そこで完成したものを今度の楽器企画に出すために、最終確認も含めて歌枕に弾いてもらいました。
まず、返ってきた言葉が「これだったら普通。楽器から湧き出るものが無い!」
正直ショックでした。
「普通」という言葉が一番こたえます。
ここは普通ではない、と思っています。
でも冷静になって考えてみると、
1.最初のひどい状態からここまで復活させたという、自己満足
2.とにかくある程度鳴るようにした整音技術としての、自己満足
3.外観がきれいになったことでの、ピアノ全部がきれいになったという、自己満足、錯覚
4.忙しい毎日の中で時間を作って、一生懸命やったという、自己満足
いつもこういう風に歌枕の一言で、最終段階でハッと振り返らさせてもらえるのです。
1.よく考えてみると、アクションの動きや鍵盤がスムーズに動くことは当たり前。今ひとつ機敏でない。
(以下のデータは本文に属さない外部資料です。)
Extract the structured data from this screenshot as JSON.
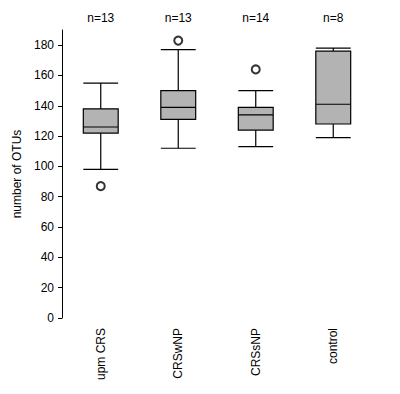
{
  "chart_data": {
    "type": "boxplot",
    "y_label": "number of OTUs",
    "categories": [
      "upm CRS",
      "CRSwNP",
      "CRSsNP",
      "control"
    ],
    "annotations": [
      "n=13",
      "n=13",
      "n=14",
      "n=8"
    ],
    "values": [
      [
        98,
        122,
        126,
        138,
        155
      ],
      [
        112,
        131,
        139,
        150,
        177
      ],
      [
        113,
        124,
        134,
        139,
        150
      ],
      [
        119,
        128,
        141,
        176,
        178
      ]
    ],
    "outliers": [
      [
        87
      ],
      [
        183
      ],
      [
        164
      ],
      []
    ],
    "color": "#b3b3b3",
    "ylim": [
      0,
      190
    ],
    "yticks": [
      0,
      20,
      40,
      60,
      80,
      100,
      120,
      140,
      160,
      180
    ],
    "grid": false
  }
}
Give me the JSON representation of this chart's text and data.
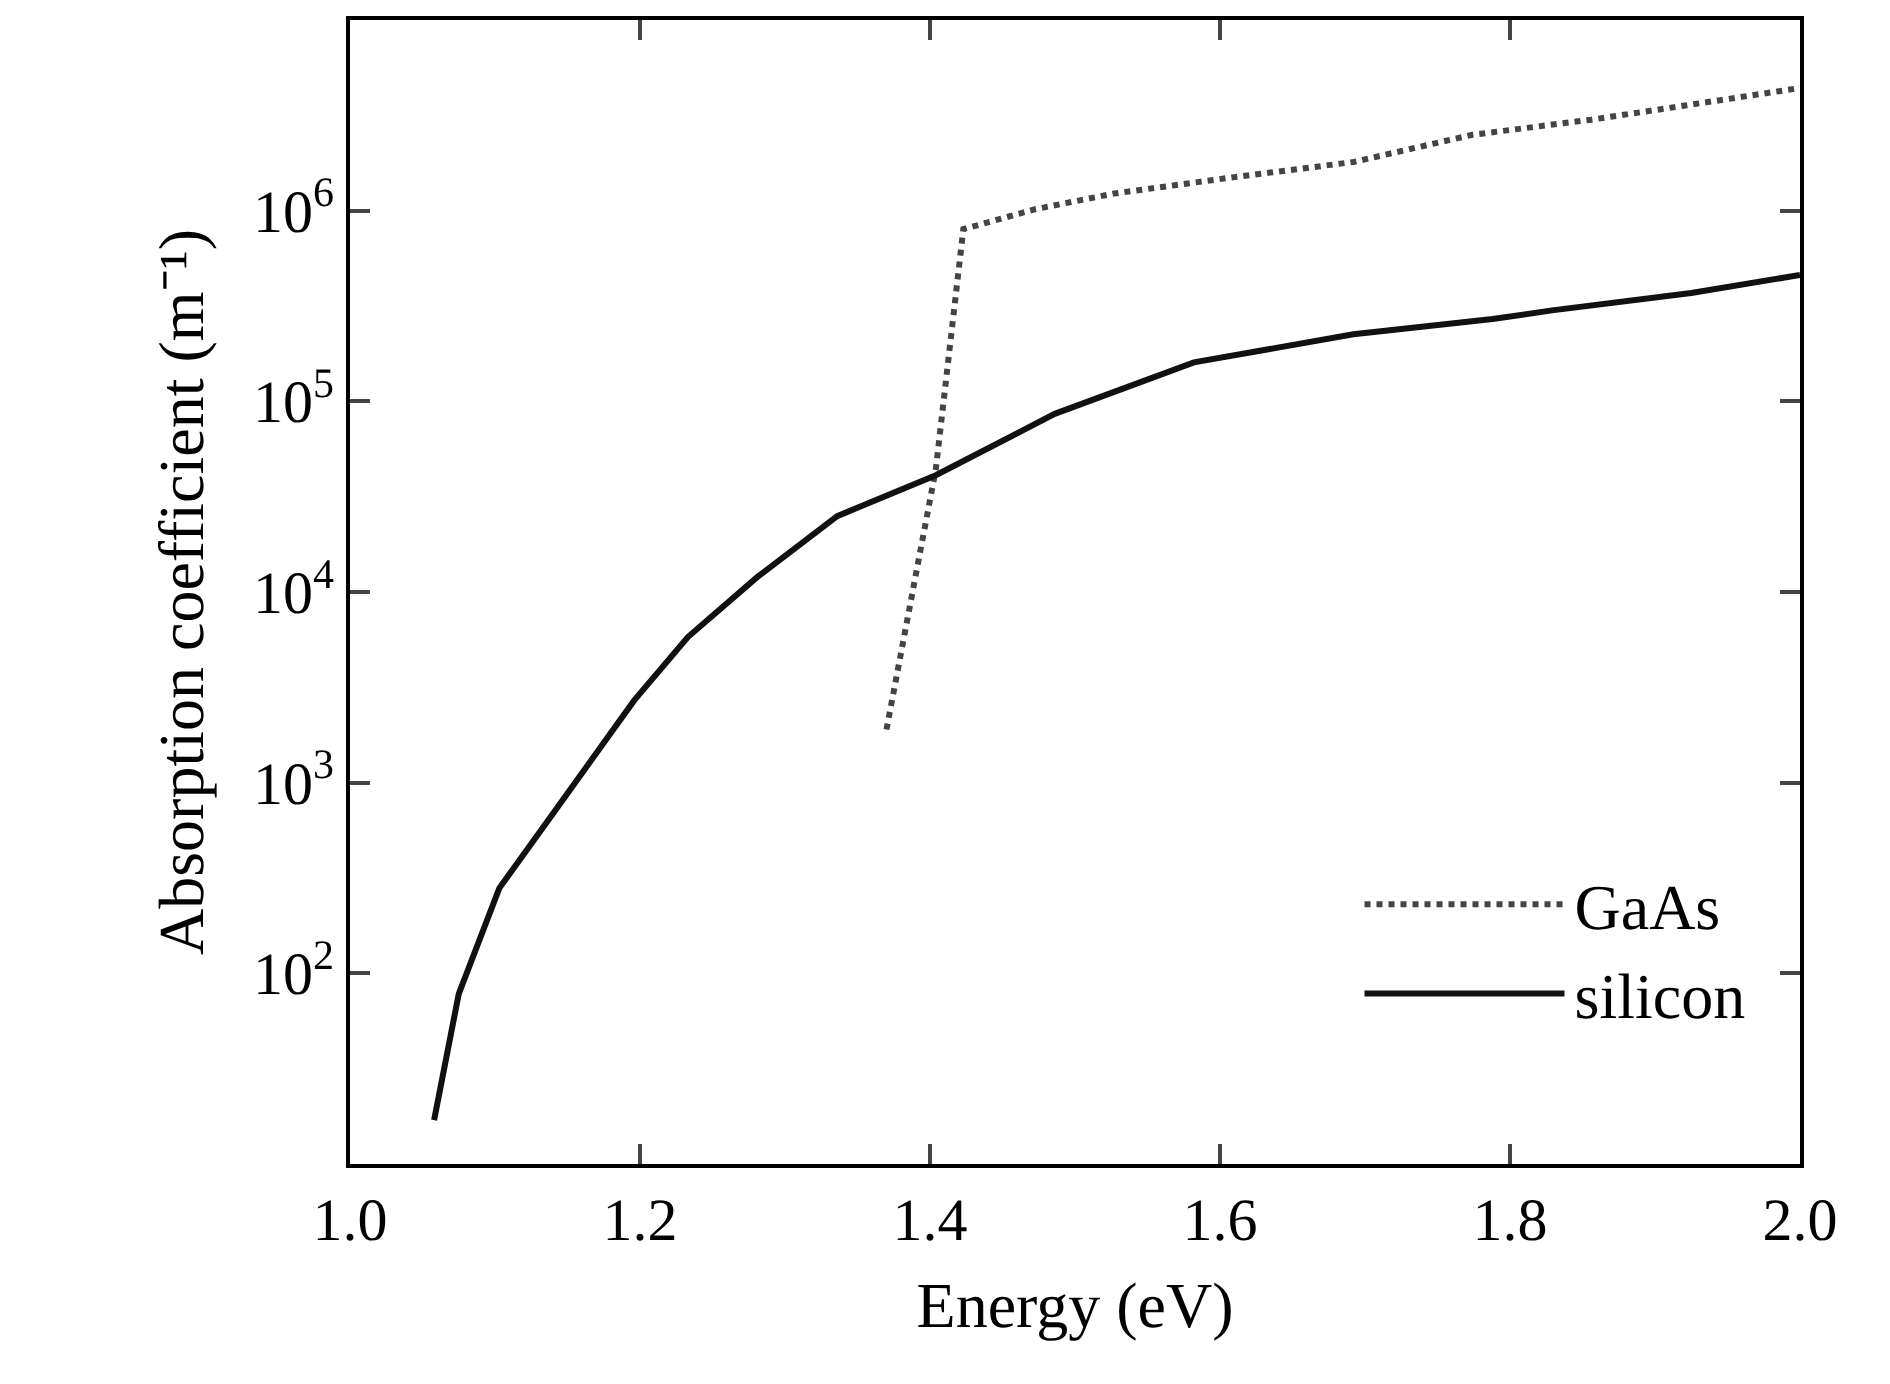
{
  "chart_data": {
    "type": "line",
    "xlabel": "Energy (eV)",
    "ylabel": "Absorption coefficient (m⁻¹)",
    "log": "y",
    "legend": "bottom right",
    "marker": "none",
    "xlim": [
      1.0,
      2.0
    ],
    "xticks": [
      {
        "value": 1.0,
        "label": "1.0"
      },
      {
        "value": 1.2,
        "label": "1.2"
      },
      {
        "value": 1.4,
        "label": "1.4"
      },
      {
        "value": 1.6,
        "label": "1.6"
      },
      {
        "value": 1.8,
        "label": "1.8"
      },
      {
        "value": 2.0,
        "label": "2.0"
      }
    ],
    "ylim": [
      10,
      10000000
    ],
    "yticks": [
      {
        "value": 100,
        "label": "10$^{2}$"
      },
      {
        "value": 1000,
        "label": "10$^{3}$"
      },
      {
        "value": 10000,
        "label": "10$^{4}$"
      },
      {
        "value": 100000,
        "label": "10$^{5}$"
      },
      {
        "value": 1000000,
        "label": "10$^{6}$"
      }
    ],
    "series": [
      {
        "name": "GaAs",
        "color": "#444444",
        "line_style": "dotted",
        "x": [
          1.37,
          1.404,
          1.423,
          1.473,
          1.527,
          1.61,
          1.692,
          1.774,
          1.856,
          1.925,
          2.0
        ],
        "values": [
          1900,
          44000,
          800000,
          1020000,
          1230000,
          1500000,
          1800000,
          2500000,
          3000000,
          3600000,
          4400000
        ]
      },
      {
        "name": "silicon",
        "color": "#111111",
        "line_style": "solid",
        "x": [
          1.058,
          1.075,
          1.103,
          1.144,
          1.196,
          1.233,
          1.281,
          1.336,
          1.404,
          1.486,
          1.582,
          1.692,
          1.788,
          1.829,
          1.925,
          2.0
        ],
        "values": [
          17,
          78,
          280,
          760,
          2700,
          5800,
          12000,
          25000,
          41000,
          86000,
          160000,
          225000,
          270000,
          300000,
          370000,
          460000
        ]
      }
    ]
  }
}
2.よく考えてみると、グロトリアンの特徴である、柔らかくても透き通る音が出ていない。
3.よく考えてみると、きれいになっても、34年は経っているピアノ。中の状態を改めて冷静に見ると微調整が必要なところがいっぱい。
4.忙しさに関係なく、自分の中での基準をクリヤーしていれば満足していただけたものを、忙しさということで出来具合を差し引いていました。
技術者、職人が陥りやすいこと、自己満足。
もしくは妥協。
この助言をもらえることはどれだけ大切なことかが、いつも身にしみています。
言われなくても早くできるようにならねば。
再度言われたことの確認と、もう一度このピアノから光るものを発揮できるかを考え、再度作業したら、どんどん良くなる法華の太鼓。(これも自己満足?)
とにかく今の段階での最良を出しました。
展示販売楽器でチェックして、
http://www.utamakura.co.jp/piano/tenji/tenjigaki.html
是非弾きに来てください。
● COMMENT ●
トラックバック
http://arakipiano.blog43.fc2.com/tb.php/28-954b9f41
この記事にトラックバックする(FC2ブログユーザー)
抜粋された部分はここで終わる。